The above recommendations do not ensure nutritional adequacy for every condition or every animal, but do help to prevent the most significant deficiencies identified in diets. If owners elect to use a commercial premix, the product should be evaluated for sources of vitamins and minerals, such as calcium or bone meal, individually named vitamins and trace minerals, and/or dried organ meats.


Fresh diets should be evaluated similarly to all commercial pet foods.3,28,44 Suggested metrics for evaluation include:

  • Does the product provide an AAFCO statement for the appropriate life stage of the patient? Products labeled for intermittent or supplemental feeding should not be fed long-term without veterinary guidance, nor should products without an AAFCO statement.​
  • Has the diet been analyzed to confirm the nutrient levels provided, and is a detailed nutrient profile on a caloric basis available? Ideally, foods that are formulated to meet requirements are also tested for confirmation of expected values, which is not a statutory requirement. Feeding trials may be performed, but such trials typically only identify major deficiencies. Foods should always be compared on a caloric basis.45
  • Who formulated the diet, and what are their qualifications? Ideally, diets would be formulated or reviewed by a nutritionist (PhD or board-certified DVM) with experience in the type of food being produced.
  • Does the company operate its own manufacturing facility? Companies producing their own food are expected to maintain more control over the process, but this has not been objectively evaluated.

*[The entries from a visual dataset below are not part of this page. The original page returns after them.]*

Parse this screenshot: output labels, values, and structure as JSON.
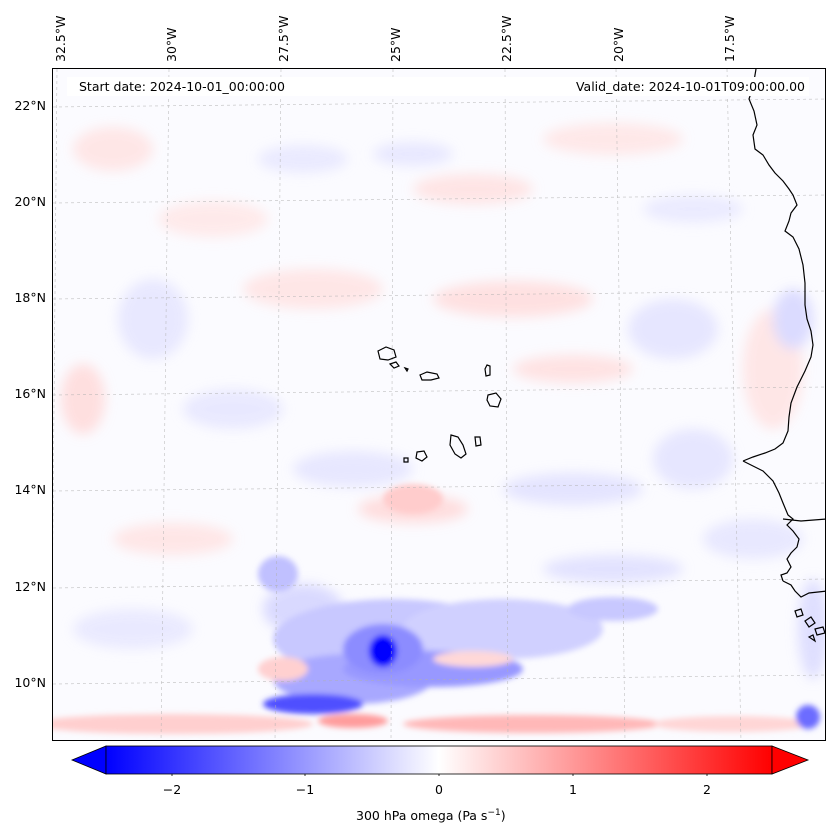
{
  "map": {
    "info": {
      "start_date": "Start date: 2024-10-01_00:00:00",
      "valid_date": "Valid_date: 2024-10-01T09:00:00.00"
    },
    "longitude_labels": [
      "32.5°W",
      "30°W",
      "27.5°W",
      "25°W",
      "22.5°W",
      "20°W",
      "17.5°W"
    ],
    "latitude_labels": [
      "22°N",
      "20°N",
      "18°N",
      "16°N",
      "14°N",
      "12°N",
      "10°N"
    ],
    "extent": {
      "lon_min": -33.0,
      "lon_max": -15.6,
      "lat_min": 8.9,
      "lat_max": 22.8
    },
    "gridlines": true,
    "field": "300 hPa omega",
    "features": [
      "Cape Verde islands",
      "West African coastline (Senegal, Gambia, Guinea-Bissau)",
      "strong upward motion (negative omega) near 25.5°W 10.8°N"
    ]
  },
  "colorbar": {
    "label_prefix": "300 hPa omega (Pa s",
    "label_exp": "−1",
    "label_suffix": ")",
    "ticks": [
      "−2",
      "−1",
      "0",
      "1",
      "2"
    ],
    "tick_values": [
      -2,
      -1,
      0,
      1,
      2
    ],
    "range": [
      -2.5,
      2.5
    ],
    "colormap": "bwr",
    "extend": "both",
    "colors": {
      "negative": "#0000ff",
      "zero": "#ffffff",
      "positive": "#ff0000"
    }
  }
}
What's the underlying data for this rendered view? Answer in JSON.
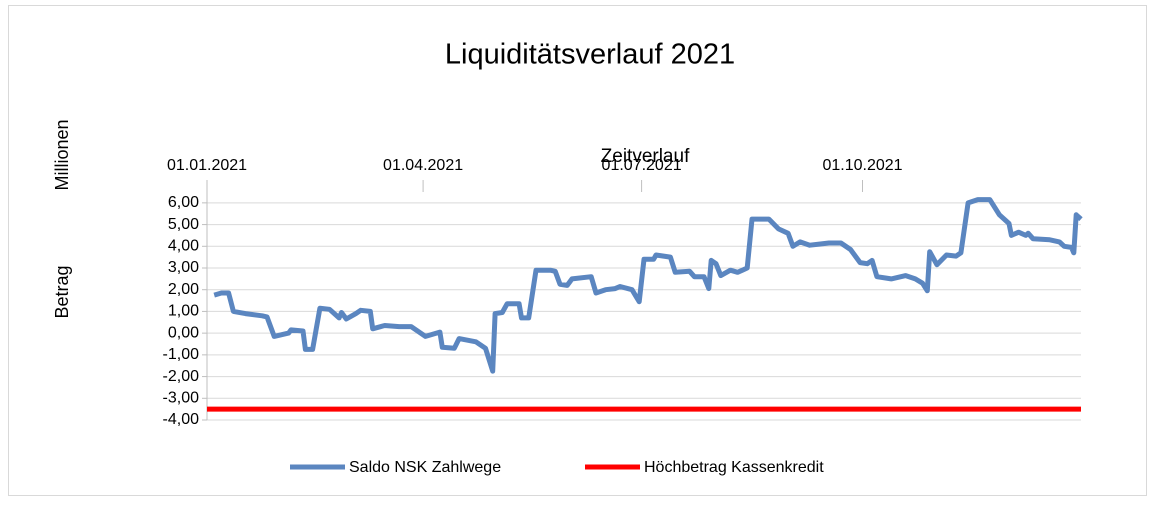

Fresh foods, by nature, are more perishable than extruded or canned diets. Therefore, owners should be encouraged to ask additional questions regarding food quality and safety:

  • How is the food best stored, and how is temperature controlled during storage and shipping? Fresh foods are susceptible to increased bacterial growth and oxidation if exposed to temperature fluctuations.
  • How are the ingredients sourced? Owners may have additional questions relating to their preferred evaluation rubric for ingredients.
  • What safety and quality measures are present in the manufacturing facility? A comprehensive food safety protocol should be followed to reduce the potential for contamination. This should include routine testing for pathogens such as Salmonella and Listeria, the latter of which can reproduce under refrigerated conditions.46
  • What strategies are used to control bacterial growth and pathogens? Raw foods contain higher bacterial concentrations than extruded diets if untreated, but so do many fresh cooked products. Pasteurization and pH-adjusting inclusions (such as acetic and citric acids) can reduce bacterial numbers.28,47 Bacteriophages appear to be in use by at least one company, but there is controversy over the regulatory status of this approach.48


Current recommendations are that all patients should receive a screening nutritional assessment.49 Consumer demand and market forces indicate that home-prepared and commercial fresh diets will be increasingly encountered during this assessment. Knowledge of the diversity of options in this group of diets, as well as their merits, will help practitioners provide the best evidence-based guidelines to clients, match recommendations to the motivations of the owner, and support the specific nutritional needs of the patient.